So war das Ustersbacher Bier.Sommer.Festival

Brauereichefin mit Team Foto: Lichtraumphotos
„Das war das tollste Wochenende in diesem Jahr. Ein Festival in dieser Kategorie in unserer Gegend, das ist einmalig. Dafür muss man sonst nach München oder sonst wohin fahren. Wer nicht Freitag und Samstag da war, der hat echt was versäumt“, so das Resümee von Petra und Willi aus Diedorf beim Bier.Sommer.Festival der Ustersbacher Brauerei, das in diesem Jahr bereits zum 8. Mal über die Bühne ging. Selbst der stärkste Regenschauer konnte der guten Laune nichts anhaben. Die großen gelben Schirme boten genügend Schutz und ruckzuck waren auch alle Tische und Bänke wieder getrocknet.

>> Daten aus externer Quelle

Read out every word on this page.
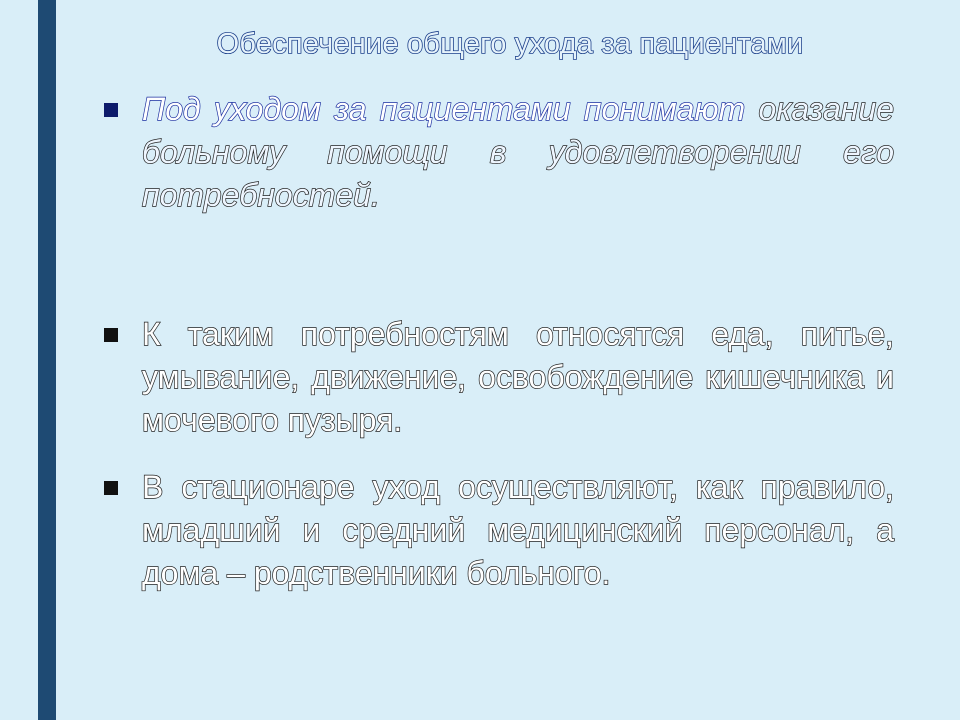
Обеспечение общего ухода за пациентами
Под уходом за пациентами понимают оказание больному помощи в удовлетворении его потребностей.
К таким потребностям относятся еда, питье, умывание, движение, освобождение кишечника и мочевого пузыря.
В стационаре уход осуществляют, как правило, младший и средний медицинский персонал, а дома – родственники больного.
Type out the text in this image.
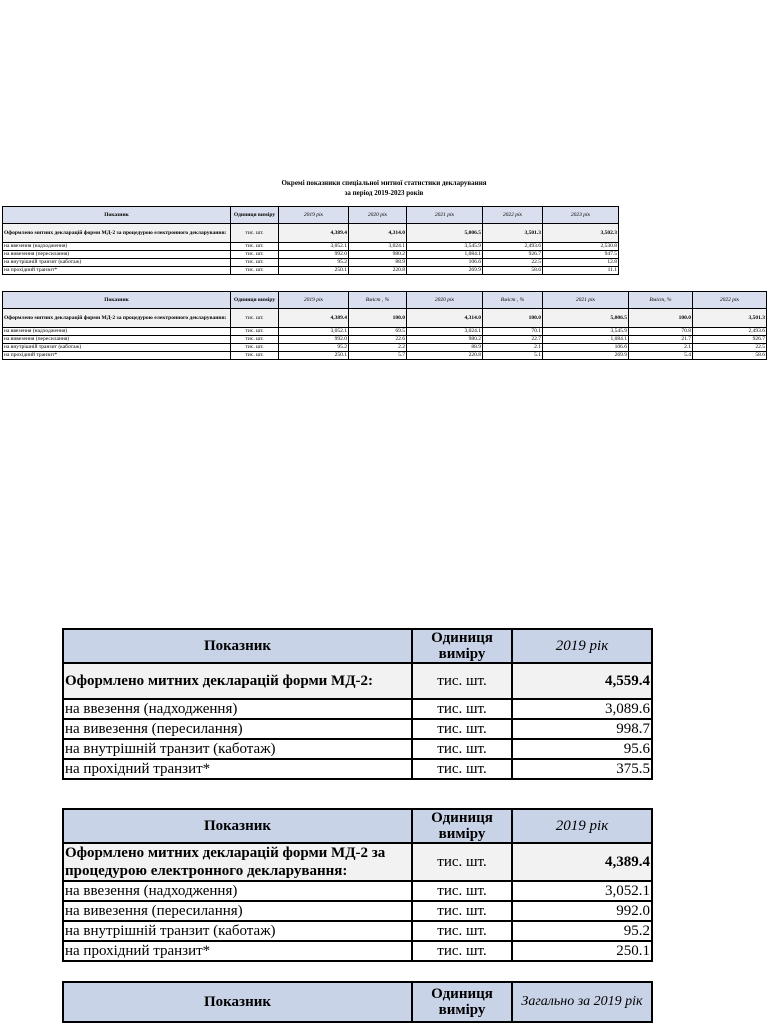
Окремі показники спеціальної митної статистики декларування
за період 2019-2023 років
Показник	Одиниця виміру	2019 рік	2020 рік	2021 рік	2022 рік	2023 рік
Оформлено митних декларацій форми МД-2 за процедурою електронного декларування:	тис. шт.	4,389.4	4,314.0	5,006.5	3,501.3	3,502.3
на ввезення (надходження)	тис. шт.	3,052.1	3,024.1	3,545.9	2,493.6	2,530.8
на вивезення (пересилання)	тис. шт.	992.0	980.2	1,084.1	926.7	947.5
на внутрішній транзит (каботаж)	тис. шт.	95.2	88.9	106.6	22.5	12.8
на прохідний транзит*	тис. шт.	250.1	220.8	269.9	58.6	11.1
Показник	Одиниця виміру	2019 рік	Вміст , %	2020 рік	Вміст , %	2021 рік	Вміст, %	2022 рік
Оформлено митних декларацій форми МД-2 за процедурою електронного декларування:	тис. шт.	4,389.4	100.0	4,314.0	100.0	5,006.5	100.0	3,501.3
на ввезення (надходження)	тис. шт.	3,052.1	69.5	3,024.1	70.1	3,545.9	70.8	2,493.6
на вивезення (пересилання)	тис. шт.	992.0	22.6	980.2	22.7	1,084.1	21.7	926.7
на внутрішній транзит (каботаж)	тис. шт.	95.2	2.2	88.9	2.1	106.6	2.1	22.5
на прохідний транзит*	тис. шт.	250.1	5.7	220.8	5.1	269.9	5.4	58.6
Показник	Одиниця виміру	2019 рік
Оформлено митних декларацій форми МД-2:	тис. шт.	4,559.4
на ввезення (надходження)	тис. шт.	3,089.6
на вивезення (пересилання)	тис. шт.	998.7
на внутрішній транзит (каботаж)	тис. шт.	95.6
на прохідний транзит*	тис. шт.	375.5
Показник	Одиниця виміру	2019 рік
Оформлено митних декларацій форми МД-2 за процедурою електронного декларування:	тис. шт.	4,389.4
на ввезення (надходження)	тис. шт.	3,052.1
на вивезення (пересилання)	тис. шт.	992.0
на внутрішній транзит (каботаж)	тис. шт.	95.2
на прохідний транзит*	тис. шт.	250.1
Показник	Одиниця виміру	Загально за 2019 рік
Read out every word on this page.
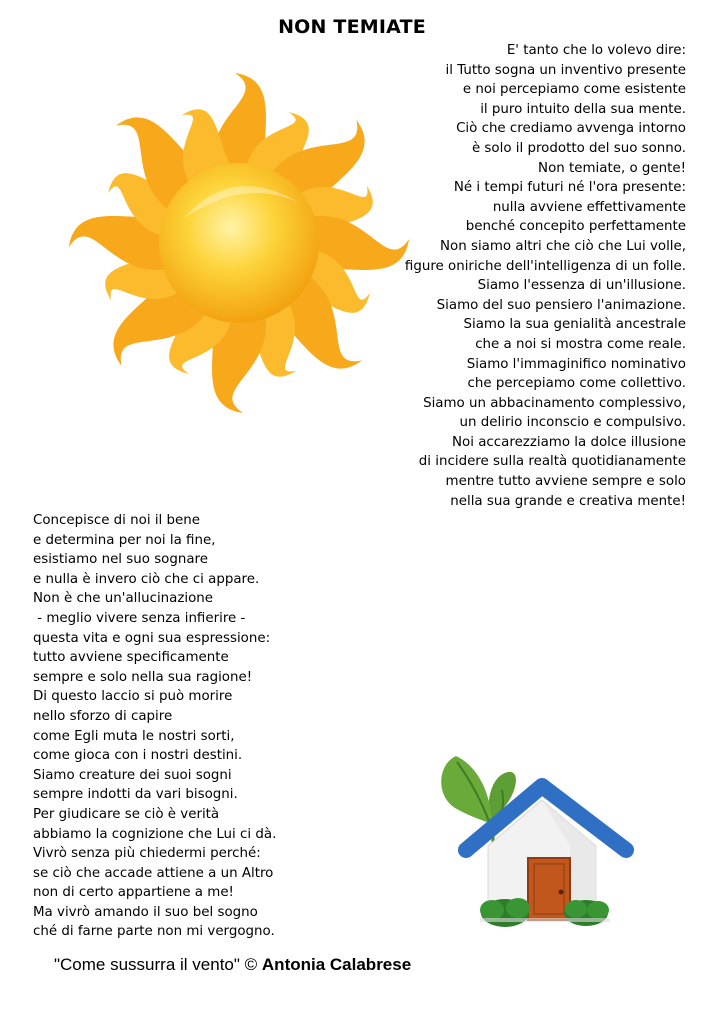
NON TEMIATE
E' tanto che lo volevo dire:
il Tutto sogna un inventivo presente
e noi percepiamo come esistente
il puro intuito della sua mente.
Ciò che crediamo avvenga intorno
è solo il prodotto del suo sonno.
Non temiate, o gente!
Né i tempi futuri né l'ora presente:
nulla avviene effettivamente
benché concepito perfettamente
Non siamo altri che ciò che Lui volle,
figure oniriche dell'intelligenza di un folle.
Siamo l'essenza di un'illusione.
Siamo del suo pensiero l'animazione.
Siamo la sua genialità ancestrale
che a noi si mostra come reale.
Siamo l'immaginifico nominativo
che percepiamo come collettivo.
Siamo un abbacinamento complessivo,
un delirio inconscio e compulsivo.
Noi accarezziamo la dolce illusione
di incidere sulla realtà quotidianamente
mentre tutto avviene sempre e solo
nella sua grande e creativa mente!
Concepisce di noi il bene
e determina per noi la fine,
esistiamo nel suo sognare
e nulla è invero ciò che ci appare.
Non è che un'allucinazione
- meglio vivere senza infierire -
questa vita e ogni sua espressione:
tutto avviene specificamente
sempre e solo nella sua ragione!
Di questo laccio si può morire
nello sforzo di capire
come Egli muta le nostri sorti,
come gioca con i nostri destini.
Siamo creature dei suoi sogni
sempre indotti da vari bisogni.
Per giudicare se ciò è verità
abbiamo la cognizione che Lui ci dà.
Vivrò senza più chiedermi perché:
se ciò che accade attiene a un Altro
non di certo appartiene a me!
Ma vivrò amando il suo bel sogno
ché di farne parte non mi vergogno.

"Come sussurra il vento" © Antonia Calabrese
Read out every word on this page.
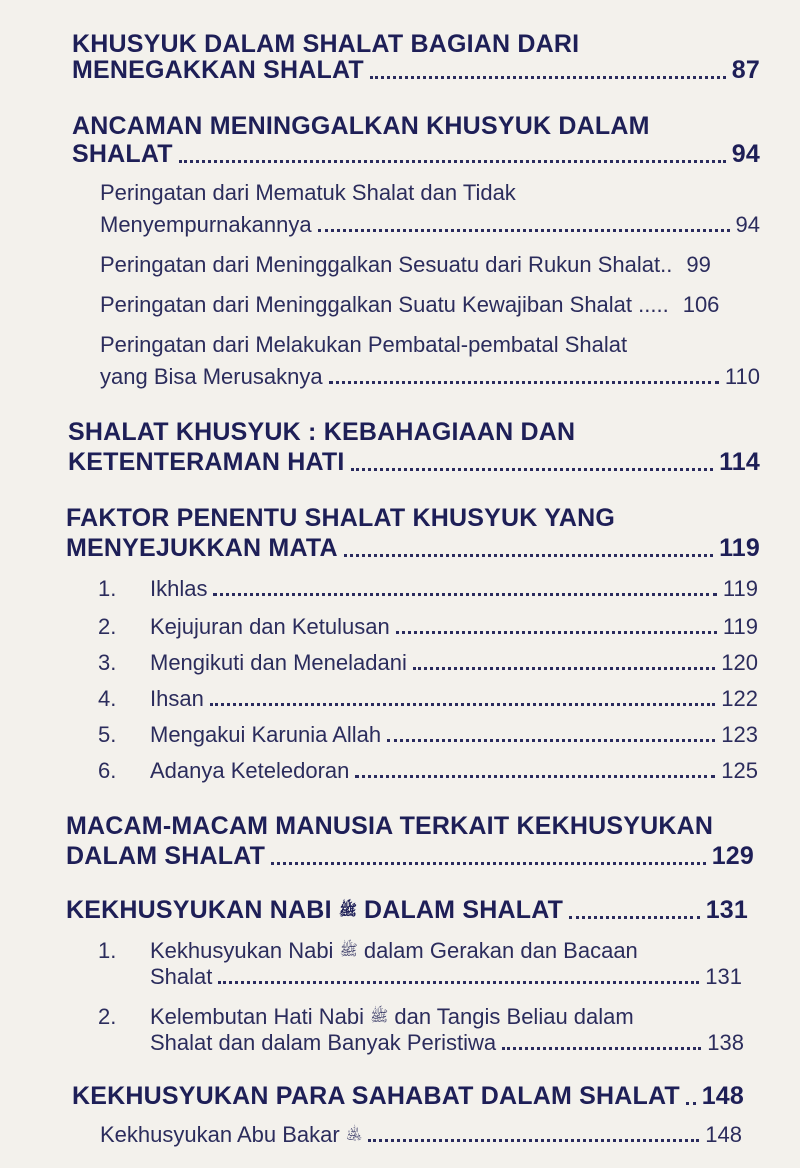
KHUSYUK DALAM SHALAT BAGIAN DARI
MENEGAKKAN SHALAT	87
ANCAMAN MENINGGALKAN KHUSYUK DALAM
SHALAT	94
Peringatan dari Mematuk Shalat dan Tidak
Menyempurnakannya	94
Peringatan dari Meninggalkan Sesuatu dari Rukun Shalat.. 99
Peringatan dari Meninggalkan Suatu Kewajiban Shalat ..... 106
Peringatan dari Melakukan Pembatal-pembatal Shalat
yang Bisa Merusaknya	110
SHALAT KHUSYUK : KEBAHAGIAAN DAN
KETENTERAMAN HATI	114
FAKTOR PENENTU SHALAT KHUSYUK YANG
MENYEJUKKAN MATA	119
1. Ikhlas	119
2. Kejujuran dan Ketulusan	119
3. Mengikuti dan Meneladani	120
4. Ihsan	122
5. Mengakui Karunia Allah	123
6. Adanya Keteledoran	125
MACAM-MACAM MANUSIA TERKAIT KEKHUSYUKAN
DALAM SHALAT	129
KEKHUSYUKAN NABI ﷺ DALAM SHALAT	131
1. Kekhusyukan Nabi ﷺ dalam Gerakan dan Bacaan
Shalat	131
2. Kelembutan Hati Nabi ﷺ dan Tangis Beliau dalam
Shalat dan dalam Banyak Peristiwa	138
KEKHUSYUKAN PARA SAHABAT DALAM SHALAT 148
Kekhusyukan Abu Bakar ﵁	148
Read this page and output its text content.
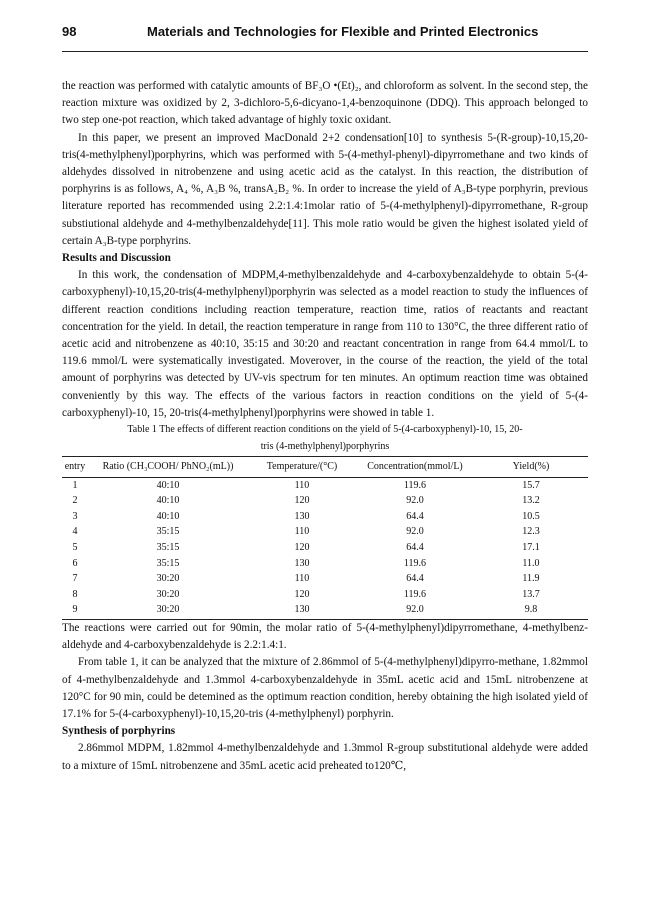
98	Materials and Technologies for Flexible and Printed Electronics

the reaction was performed with catalytic amounts of BF₃O •(Et)₂, and chloroform as solvent. In the second step, the reaction mixture was oxidized by 2, 3-dichloro-5,6-dicyano-1,4-benzoquinone (DDQ). This approach belonged to two step one-pot reaction, which taked advantage of highly toxic oxidant.

In this paper, we present an improved MacDonald 2+2 condensation[10] to synthesis 5-(R-group)-10,15,20-tris(4-methylphenyl)porphyrins, which was performed with 5-(4-methyl-phenyl)-dipyrromethane and two kinds of aldehydes dissolved in nitrobenzene and using acetic acid as the catalyst. In this reaction, the distribution of porphyrins is as follows, A₄ %, A₃B %, transA₂B₂ %. In order to increase the yield of A₃B-type porphyrin, previous literature reported has recommended using 2.2:1.4:1molar ratio of 5-(4-methylphenyl)-dipyrromethane, R-group substiutional aldehyde and 4-methylbenzaldehyde[11]. This mole ratio would be given the highest isolated yield of certain A₃B-type porphyrins.

Results and Discussion

In this work, the condensation of MDPM,4-methylbenzaldehyde and 4-carboxybenzaldehyde to obtain 5-(4-carboxyphenyl)-10,15,20-tris(4-methylphenyl)porphyrin was selected as a model reaction to study the influences of different reaction conditions including reaction temperature, reaction time, ratios of reactants and reactant concentration for the yield. In detail, the reaction temperature in range from 110 to 130°C, the three different ratio of acetic acid and nitrobenzene as 40:10, 35:15 and 30:20 and reactant concentration in range from 64.4 mmol/L to 119.6 mmol/L were systematically investigated. Moverover, in the course of the reaction, the yield of the total amount of porphyrins was detected by UV-vis spectrum for ten minutes. An optimum reaction time was obtained conveniently by this way. The effects of the various factors in reaction conditions on the yield of 5-(4-carboxyphenyl)-10, 15, 20-tris(4-methylphenyl)porphyrins were showed in table 1.

Table 1 The effects of different reaction conditions on the yield of 5-(4-carboxyphenyl)-10, 15, 20-
tris (4-methylphenyl)porphyrins
entry	Ratio (CH₃COOH/ PhNO₂(mL))	Temperature/(°C)	Concentration(mmol/L)	Yield(%)
1	40:10	110	119.6	15.7
2	40:10	120	92.0	13.2
3	40:10	130	64.4	10.5
4	35:15	110	92.0	12.3
5	35:15	120	64.4	17.1
6	35:15	130	119.6	11.0
7	30:20	110	64.4	11.9
8	30:20	120	119.6	13.7
9	30:20	130	92.0	9.8

The reactions were carried out for 90min, the molar ratio of 5-(4-methylphenyl)dipyrromethane, 4-methylbenz- aldehyde and 4-carboxybenzaldehyde is 2.2:1.4:1.

From table 1, it can be analyzed that the mixture of 2.86mmol of 5-(4-methylphenyl)dipyrro-methane, 1.82mmol of 4-methylbenzaldehyde and 1.3mmol 4-carboxybenzaldehyde in 35mL acetic acid and 15mL nitrobenzene at 120°C for 90 min, could be detemined as the optimum reaction condition, hereby obtaining the high isolated yield of 17.1% for 5-(4-carboxyphenyl)-10,15,20-tris (4-methylphenyl) porphyrin.

Synthesis of porphyrins

2.86mmol MDPM, 1.82mmol 4-methylbenzaldehyde and 1.3mmol R-group substitutional aldehyde were added to a mixture of 15mL nitrobenzene and 35mL acetic acid preheated to120℃,
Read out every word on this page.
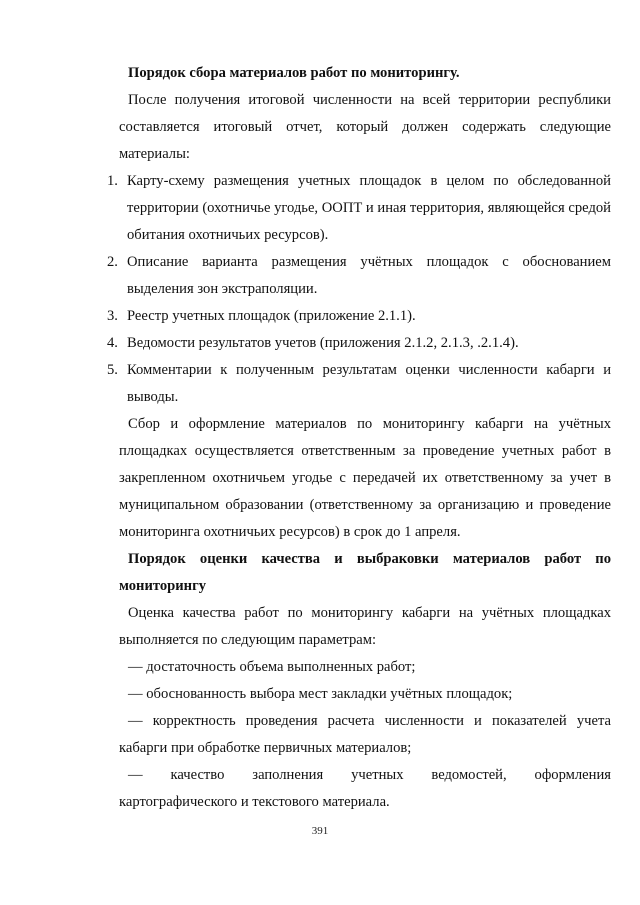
Порядок сбора материалов работ по мониторингу.

После получения итоговой численности на всей территории республики составляется итоговый отчет, который должен содержать следующие материалы:

1. Карту-схему размещения учетных площадок в целом по обследованной территории (охотничье угодье, ООПТ и иная территория, являющейся средой обитания охотничьих ресурсов).
2. Описание варианта размещения учётных площадок с обоснованием выделения зон экстраполяции.
3. Реестр учетных площадок (приложение 2.1.1).
4. Ведомости результатов учетов (приложения 2.1.2, 2.1.3, .2.1.4).
5. Комментарии к полученным результатам оценки численности кабарги и выводы.

Сбор и оформление материалов по мониторингу кабарги на учётных площадках осуществляется ответственным за проведение учетных работ в закрепленном охотничьем угодье с передачей их ответственному за учет в муниципальном образовании (ответственному за организацию и проведение мониторинга охотничьих ресурсов) в срок до 1 апреля.

Порядок оценки качества и выбраковки материалов работ по мониторингу

Оценка качества работ по мониторингу кабарги на учётных площадках выполняется по следующим параметрам:

— достаточность объема выполненных работ;

— обоснованность выбора мест закладки учётных площадок;

— корректность проведения расчета численности и показателей учета кабарги при обработке первичных материалов;

— качество заполнения учетных ведомостей, оформления

картографического и текстового материала.

391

Musikalisch war für jeden Geschmack was dabei.

Den perfekten Einstieg bot am Freitagabend „Generation“ aus Augsburg mit Klassikern zum Mitsingen und Mitgrooven – eine tolle Stimme und Vollblutmusiker an den Instrumenten „Kapelle Petra“ aus Hamm haben definitiv eine neue Fangemeinde im Ustersbacher Land erschlossen mit ihren tiefsinnigen Texten, wunderschönen Gesangsparts und einer vollendeten Bühnenshow. Dies kann auch „Kellerkommando“ von sich behaupten, die mit Pauken und Trompeten klassische Heimatlieder aus der Schublade holten und selbige mit Sounds der verschiedensten Stilrichtungen aufbrezelten.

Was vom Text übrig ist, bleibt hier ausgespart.